Nadège Desnoix a été étranglée et tuée de plusieurs coups de couteau le 24 mai 1994. (DR)

Près de trente ans après le meurtre de la jeune Nadège Desnoix, à Château-Thierry (Aisne), un suspect a été interpellé ce mardi matin. Cet homme âgé de 54 ans est soupçonné d’être le meurtrier de ce cold case. Il a été identifié grâce à son ADN.

Cela pourrait être la fin d’un mystère qui date du 24 mai 1994. Ce jour-là, Nadège Desnoix, 17 ans, a été sauvagement tuée sur un sentier de Château-Thierry, commune où elle était scolarisée. La victime a été étranglée et a reçu au moins huit coups de couteau. Aucun suspect n’a été interpellé à l’époque et les investigations se sont penchées à un moment vers Michel Fourniret, « l’Ogre des Ardennes ». La piste a finalement été écartée.

L’affaire a connu un rebondissement à peine croyable ces derniers jours puisque les enquêteurs de la police judiciaire de Creil et de l’Office central pour la répression des violences aux personnes (OCRVP) ont interpellé ce mardi matin un homme de 54 ans, soupçonné d’être le tueur de cette adolescente révèle Le Parisien. Arrêté à Rennes (Ille-et-Vilaine), il a été placé en garde à vue.

Originaire de la même région que la victime

Le quinquagénaire a été identifié suite à une procédure judiciaire dans laquelle il est poursuivi pour violences conjugales. A ce titre, il a fait l’objet d’un prélèvement ADN qui a été transmis au FNAEG (fichier national automatisé des empreintes génétiques). C’est ainsi que les enquêteurs ont constaté que cet ADN correspondait à celui retrouvé sur la scène de crime, 27 ans plus tôt. Le suspect, originaire de la région de Château-Thierry, s’est installé il y a quelques années à Bar-le-Duc (Meuse) et travaille en Bretagne. La suite des investigations permettra de confirmer qu’il s’agit, ou non, du meurtrier de cette jeune étudiante.

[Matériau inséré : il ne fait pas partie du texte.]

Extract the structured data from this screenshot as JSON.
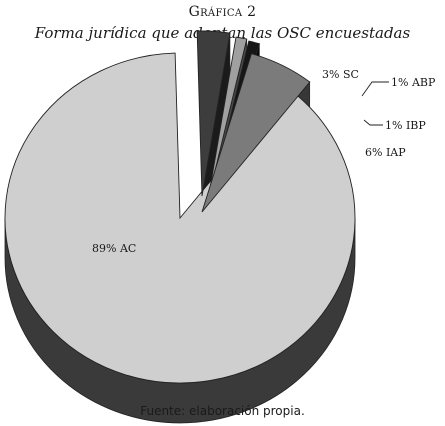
{
  "title": "Gráfica 2",
  "subtitle": "Forma jurídica que adoptan las OSC encuestadas",
  "source": "Fuente: elaboración propia.",
  "chart_data": {
    "type": "pie",
    "style": "3d-exploded",
    "categories": [
      "AC",
      "SC",
      "ABP",
      "IBP",
      "IAP"
    ],
    "values": [
      89,
      3,
      1,
      1,
      6
    ],
    "labels": [
      "89% AC",
      "3% SC",
      "1% ABP",
      "1% IBP",
      "6% IAP"
    ],
    "colors": {
      "AC": "#cfcfcf",
      "SC": "#3d3d3d",
      "ABP": "#a0a0a0",
      "IBP": "#161616",
      "IAP": "#7b7b7b"
    }
  }
}
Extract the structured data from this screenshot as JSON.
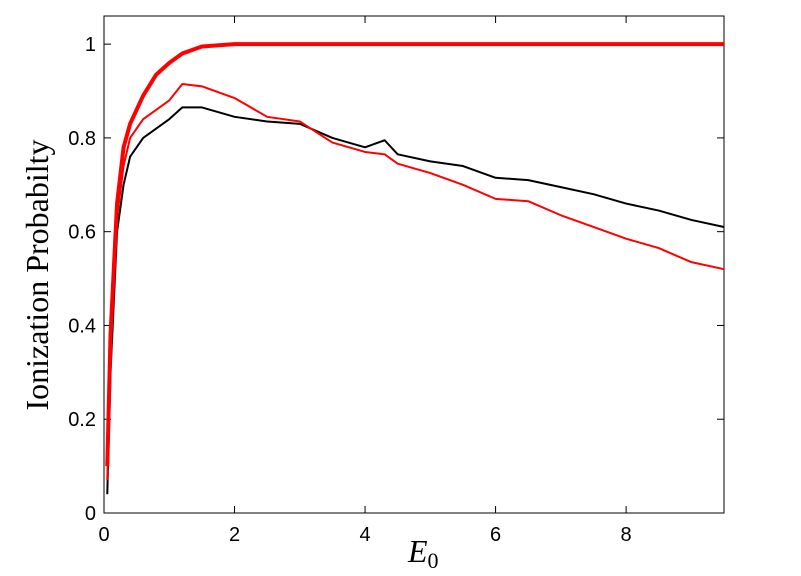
{
  "chart_data": {
    "type": "line",
    "ylabel": "Ionization Probabilty",
    "xlabel": "E",
    "xlabel_subscript": "0",
    "x": [
      0.05,
      0.1,
      0.2,
      0.3,
      0.4,
      0.5,
      0.6,
      0.8,
      1.0,
      1.2,
      1.5,
      2,
      2.5,
      3,
      3.5,
      4,
      4.3,
      4.5,
      5,
      5.5,
      6,
      6.5,
      7,
      7.5,
      8,
      8.5,
      9,
      9.5
    ],
    "series": [
      {
        "color": "#000000",
        "width": 2,
        "values": [
          0.04,
          0.3,
          0.6,
          0.7,
          0.76,
          0.78,
          0.8,
          0.82,
          0.84,
          0.865,
          0.865,
          0.845,
          0.835,
          0.83,
          0.8,
          0.78,
          0.795,
          0.765,
          0.75,
          0.74,
          0.715,
          0.71,
          0.695,
          0.68,
          0.66,
          0.645,
          0.625,
          0.61
        ]
      },
      {
        "color": "#ff0000",
        "width": 2,
        "values": [
          0.07,
          0.35,
          0.63,
          0.74,
          0.8,
          0.82,
          0.84,
          0.86,
          0.88,
          0.915,
          0.91,
          0.885,
          0.845,
          0.835,
          0.79,
          0.77,
          0.765,
          0.745,
          0.725,
          0.7,
          0.67,
          0.665,
          0.635,
          0.61,
          0.585,
          0.565,
          0.535,
          0.52
        ]
      },
      {
        "color": "#ff0000",
        "width": 4,
        "values": [
          0.1,
          0.38,
          0.66,
          0.78,
          0.83,
          0.86,
          0.89,
          0.935,
          0.96,
          0.98,
          0.995,
          1,
          1,
          1,
          1,
          1,
          1,
          1,
          1,
          1,
          1,
          1,
          1,
          1,
          1,
          1,
          1,
          1
        ]
      }
    ],
    "xlim": [
      0,
      9.5
    ],
    "ylim": [
      0,
      1.06
    ],
    "xticks": [
      0,
      2,
      4,
      6,
      8
    ],
    "yticks": [
      0,
      0.2,
      0.4,
      0.6,
      0.8,
      1
    ]
  }
}
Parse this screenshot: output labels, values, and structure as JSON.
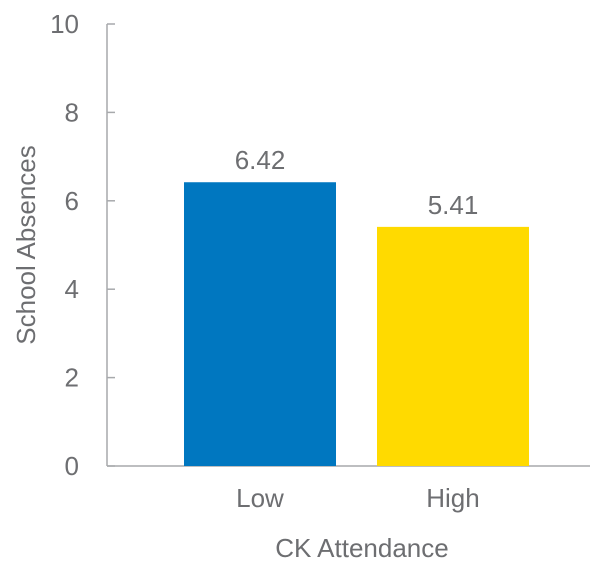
{
  "chart_data": {
    "type": "bar",
    "categories": [
      "Low",
      "High"
    ],
    "values": [
      6.42,
      5.41
    ],
    "value_labels": [
      "6.42",
      "5.41"
    ],
    "colors": [
      "#0077c0",
      "#ffda00"
    ],
    "xlabel": "CK Attendance",
    "ylabel": "School Absences",
    "ylim": [
      0,
      10
    ],
    "yticks": [
      0,
      2,
      4,
      6,
      8,
      10
    ],
    "ytick_labels": [
      "0",
      "2",
      "4",
      "6",
      "8",
      "10"
    ],
    "grid": false,
    "legend": "none"
  }
}
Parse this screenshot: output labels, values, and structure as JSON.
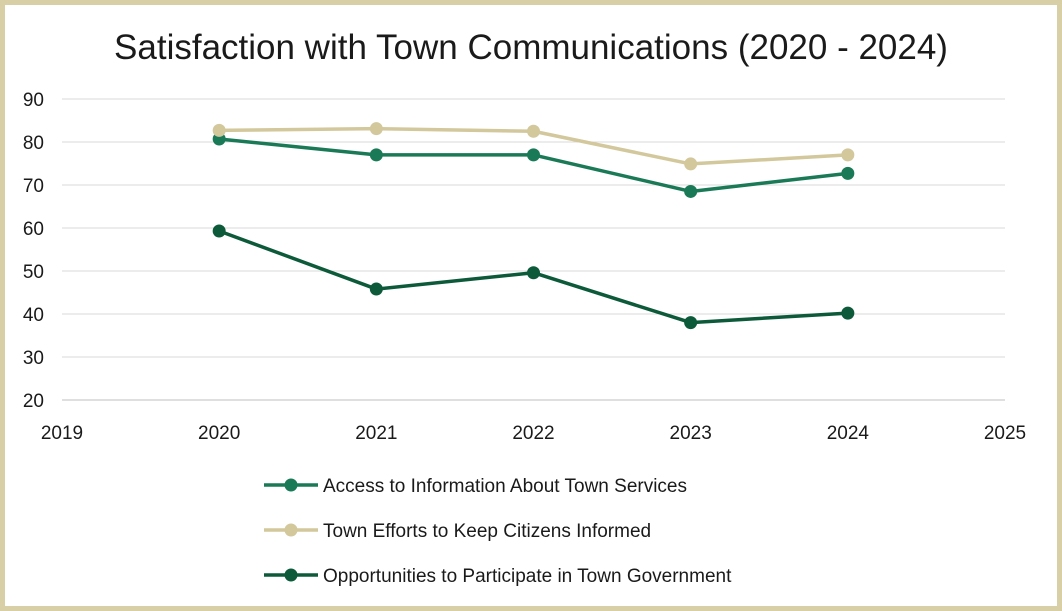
{
  "chart_data": {
    "type": "line",
    "title": "Satisfaction with Town Communications (2020 - 2024)",
    "xlabel": "",
    "ylabel": "",
    "xlim": [
      2019,
      2025
    ],
    "ylim": [
      20,
      90
    ],
    "x_ticks": [
      "2019",
      "2020",
      "2021",
      "2022",
      "2023",
      "2024",
      "2025"
    ],
    "y_ticks": [
      "20",
      "30",
      "40",
      "50",
      "60",
      "70",
      "80",
      "90"
    ],
    "grid": true,
    "legend_position": "bottom",
    "x": [
      2020,
      2021,
      2022,
      2023,
      2024
    ],
    "series": [
      {
        "name": "Access to Information About Town Services",
        "color": "#1a7a57",
        "values": [
          80.7,
          77,
          77,
          68.5,
          72.7
        ]
      },
      {
        "name": "Town Efforts to Keep Citizens Informed",
        "color": "#d3c79c",
        "values": [
          82.7,
          83.1,
          82.5,
          74.9,
          77
        ]
      },
      {
        "name": "Opportunities to Participate in Town Government",
        "color": "#0c5a3a",
        "values": [
          59.3,
          45.8,
          49.6,
          38,
          40.2
        ]
      }
    ]
  }
}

Le jour de sa mort, Nadège Desnoix, scolarisée en 1re F2 au lycée technologique Jules-Verne de Château-Thierry, avait son premier cours à 14 heures. Elle s’était installée dans un café situé non loin de son établissement pour passer le temps. L’adolescente a quitté les lieux en fin de matinée et n’a plus donné signe de vie. Les enquêteurs avaient déjà exploré de nombreuses pistes dans ce dossier, en vain.